Royal Marines Commando Lance Corporal Ben Glover, a member of the Ship’s Royal Marines detachment said:

“We normally visit over 10 fishing dhows in a day and the people we meet onboard are always glad to see us.  It’s amazing to watch the effect that giving them just a simple ration pack can make! These guys are obviously used to living on the bare essentials, so a bit of cold water and food goes a long way. The fishermen are normally happy to chat with us and every little thing we learn about their way of life can potentially help us beat the smugglers.”

Even though these interactions are completely different to the operations that were practiced by the Ships Company back in the UK, the importance of this type of communication is clear to see. By building relationships with the local fishermen and maintaining a presence in the area, ST ALBANS is able to gain vital insight into the day to day goings on in the Gulf and therefore quickly detect any different or potentially illegal activity.

Images by LA(Phot) Simmo Simpson (MOD / Crown Copyright)

On top of this personal contact with the local fishermen, the ship also carries out high profile diplomatic visits to the centres of political and economic power in the area such as Bahrain, the UAE and Kuwait. During these visits, capability demonstrations are carried out and the Ship takes part in exercises with coalition forces, working together with them to help develop the Navies and Coast Guards in the area.

Operations Officer of HMS ST ALBANS Lt Cdr Will King said:

“Everybody onboard understands the important work that we are doing in the Gulf, helping to secure these important trading routes is vital to both the UK and the rest of the world.
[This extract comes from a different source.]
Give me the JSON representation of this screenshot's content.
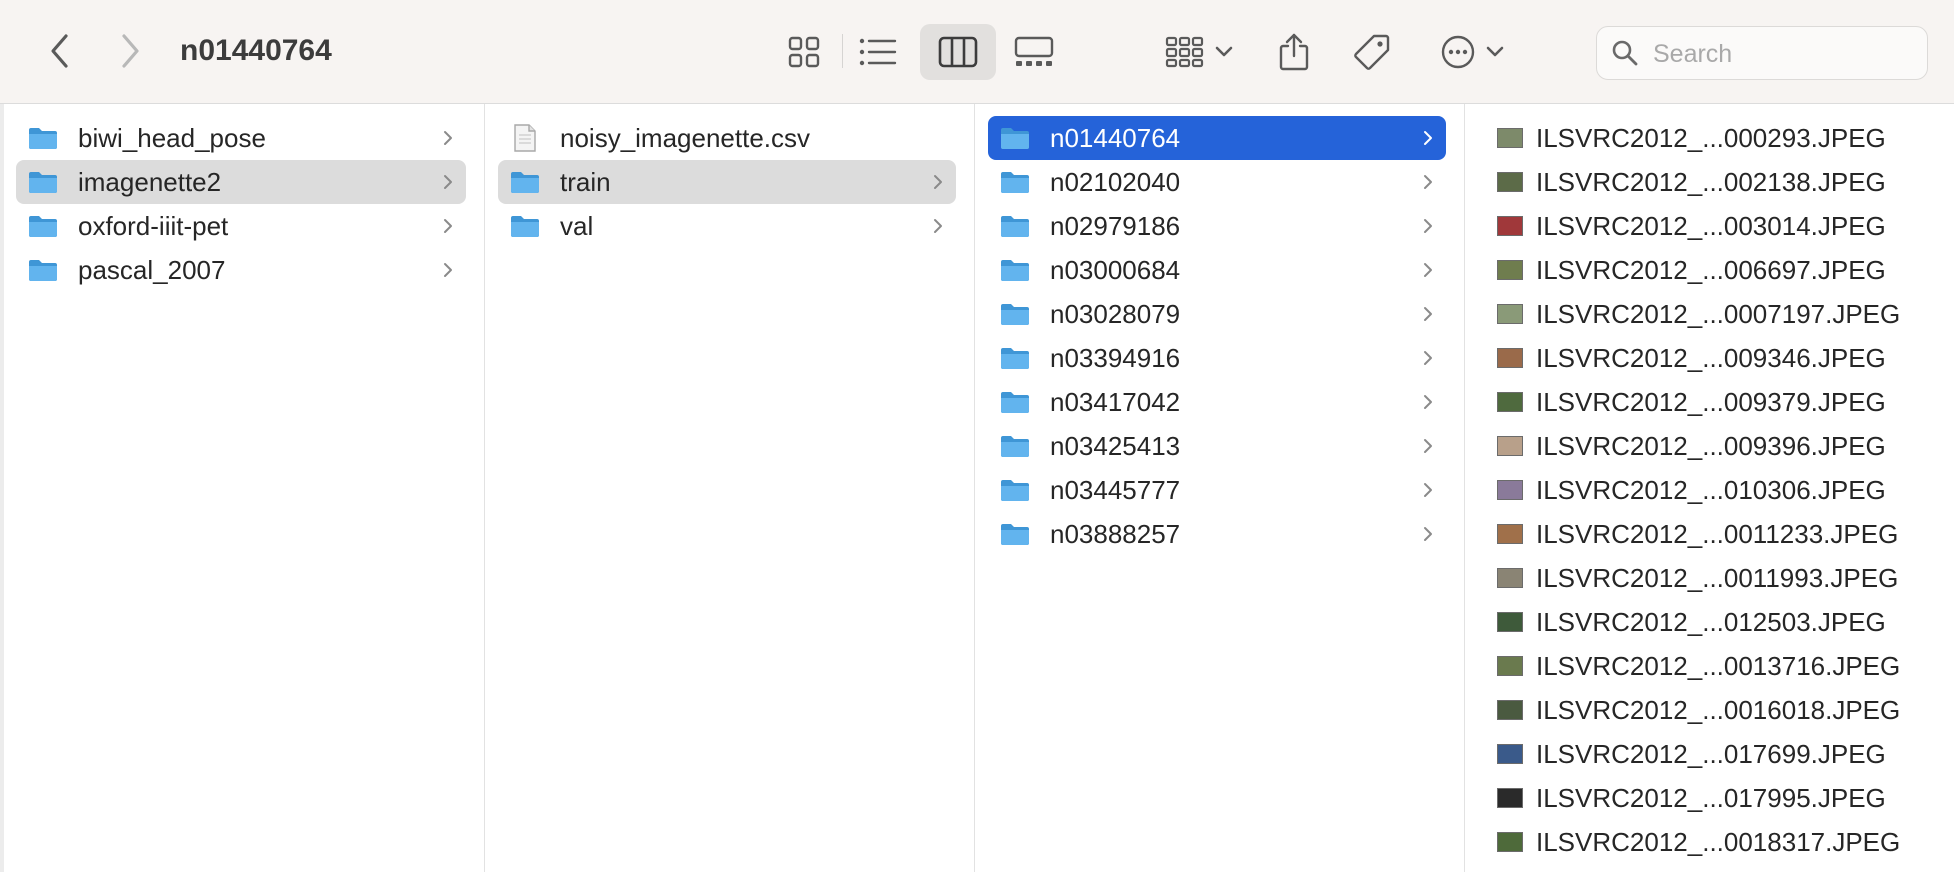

Whilst we go about our security patrols, building our understanding of the area, we will remain at a state of high readiness, able to react to any event whatever it may require of us whether its humanitarian relief or military combat operations.”

Whilst working in the Gulf, The Saint must remain sharp to the ever-present danger of escalation although her day to day tasking is dominated by activities at the other end of the military scale.  Only an asset with the inherent flexibility that a Royal Navy warship brings could hope to achieve this range of effects.  ST ALBANS is ready for anything, from war-fighting to the human touch.